I explored ways to simplify as much of the flow we could to prevent abandonment in adding a person in the people flow. Essentially our goal was to get the primary user to add all family members. 
I saw similar kinds of opportunties inside devices. At a device level giving the right set of information of how people were protected and the ability to turn on and off a device would empower the main user.
Instead of actively making the user worried about how each action had a number impact on their security score, I looked at giving a precise detail to the user on what they're missing. And how this would affect their security score as the main purpose. This would lead to making the right decision for their home and improve their security rather than force it.
I made navigation menu even more intuitive by laying out all buttons in one column. I wanted users to quickly view and tap on the navigation without losing focus on what they wanted to visit. Usability was the main focus so that a user would never get lost in the menu.
Working closely with hardware
Example of one of the feature fix (LED blinking for onboarding indicator). Some of the product design required a lot of hands on meetings and synchronization with multiple teams to buy in the decision on how make a user friendly offline experience. I helped figure out how many sets of blinks we wanted and for what states they were used for.
User testing
“I found the design rather intuitive and very simple to use. I like the idea that I can add family members and they show up on the home screen. In the future, I'd like more information on sites that are dangerous.”
Beta test feedback
Product launch
Our product launch was a hit. We earned accolades from Time's Magazine Product of the Year 2017, CES Innovation Award 2017, and earned multiple magazine features on Wired, PC Mag, Engadget, TheVerge, etc.
Refined Persona
While the accolade was amazing, I found out in hindsight after the launch that the users were much older that the initial research from marketing suggested. The beta interviewees were stacked to validate our initial assumption rather than branching out to find our real potential users. People who would purchase the product were in a much older segment. Our demographic were in or near retirement and they were cautious of potential attacks from internet usage. And that family first persona would fall under as a secondary persona.

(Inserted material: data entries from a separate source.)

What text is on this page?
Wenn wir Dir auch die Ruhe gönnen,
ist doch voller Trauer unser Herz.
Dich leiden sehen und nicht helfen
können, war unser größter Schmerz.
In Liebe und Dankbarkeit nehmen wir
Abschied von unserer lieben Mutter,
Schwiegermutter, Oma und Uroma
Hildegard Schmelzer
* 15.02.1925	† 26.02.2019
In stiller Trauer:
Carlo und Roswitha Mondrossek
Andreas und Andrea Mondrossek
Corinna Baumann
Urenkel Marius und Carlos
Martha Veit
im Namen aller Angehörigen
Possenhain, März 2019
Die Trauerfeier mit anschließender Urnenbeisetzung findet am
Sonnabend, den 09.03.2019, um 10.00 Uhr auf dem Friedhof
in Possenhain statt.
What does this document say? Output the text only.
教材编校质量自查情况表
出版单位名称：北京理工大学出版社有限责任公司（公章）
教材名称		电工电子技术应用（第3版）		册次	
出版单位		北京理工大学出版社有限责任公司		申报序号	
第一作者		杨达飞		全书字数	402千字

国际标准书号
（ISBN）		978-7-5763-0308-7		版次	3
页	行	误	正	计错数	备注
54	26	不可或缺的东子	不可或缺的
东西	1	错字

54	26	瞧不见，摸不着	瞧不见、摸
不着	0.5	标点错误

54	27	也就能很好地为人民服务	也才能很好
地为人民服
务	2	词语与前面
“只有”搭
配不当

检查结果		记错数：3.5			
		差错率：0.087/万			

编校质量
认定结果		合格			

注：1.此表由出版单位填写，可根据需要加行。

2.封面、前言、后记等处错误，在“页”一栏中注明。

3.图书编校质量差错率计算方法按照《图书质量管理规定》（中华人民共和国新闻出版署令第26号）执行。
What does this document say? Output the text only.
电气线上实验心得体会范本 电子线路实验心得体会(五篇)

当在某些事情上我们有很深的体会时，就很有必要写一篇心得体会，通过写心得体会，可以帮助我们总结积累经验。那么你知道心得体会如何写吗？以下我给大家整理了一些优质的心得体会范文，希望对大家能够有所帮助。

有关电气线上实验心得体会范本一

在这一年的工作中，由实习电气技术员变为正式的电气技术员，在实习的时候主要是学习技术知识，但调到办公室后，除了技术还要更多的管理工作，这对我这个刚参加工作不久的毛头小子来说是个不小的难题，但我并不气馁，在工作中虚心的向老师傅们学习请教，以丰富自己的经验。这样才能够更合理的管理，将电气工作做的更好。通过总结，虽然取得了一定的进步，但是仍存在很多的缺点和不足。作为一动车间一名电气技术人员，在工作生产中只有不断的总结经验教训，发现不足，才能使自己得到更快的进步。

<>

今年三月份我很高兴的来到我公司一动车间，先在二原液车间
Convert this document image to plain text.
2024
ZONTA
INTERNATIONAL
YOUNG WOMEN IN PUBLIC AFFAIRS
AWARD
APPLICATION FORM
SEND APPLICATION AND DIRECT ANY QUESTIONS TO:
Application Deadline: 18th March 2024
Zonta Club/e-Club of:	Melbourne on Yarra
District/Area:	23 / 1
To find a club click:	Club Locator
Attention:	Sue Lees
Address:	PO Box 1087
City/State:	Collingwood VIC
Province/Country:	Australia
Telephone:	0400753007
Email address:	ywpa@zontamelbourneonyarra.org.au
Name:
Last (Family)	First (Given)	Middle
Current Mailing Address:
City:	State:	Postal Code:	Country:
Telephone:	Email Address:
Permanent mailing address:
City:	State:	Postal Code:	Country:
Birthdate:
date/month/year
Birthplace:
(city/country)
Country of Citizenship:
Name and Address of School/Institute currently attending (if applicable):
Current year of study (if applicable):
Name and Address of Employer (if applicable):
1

Refining onboarding from hardware maladies
In addition, many of the controlled environment flow didn't capture red flags and edge cases. Certain conditions for internet set up created issues. I wouldn't ever pride myself on adding more screens to solve an onboarding solution as a win, but without having a method to trouble shoot and identify each potential block was a bigger problem. Each case that was reported or found, I created troubleshoot tips and tutorials help our users. What was most surprising was that we still kept our goal of being able to onboard under ten minutes (while in perfect condition would be under 1 minute).

Documenting a pattern library
Future of version 2.0
Having more time to work on polish, my team explored making more visually appealing design as we looked into creating a mesh network system. The first 1.0 design there was much push back in using color and it took convincing and user feedback to get the decisions made.
Beautify through animation and mesh
What I learned
Over 25,000 units sold over my tenure on Amazon store with the ratings over four stars on the product for ease of use and set up through iOS and Android are nice accolades.  
That said, we started off with the wrong assumptions. It was critical to expand our interviews early on. The benefits from that learning could have helped us gain a larger share of buyers. The team was amazing at learning and pivoting the product.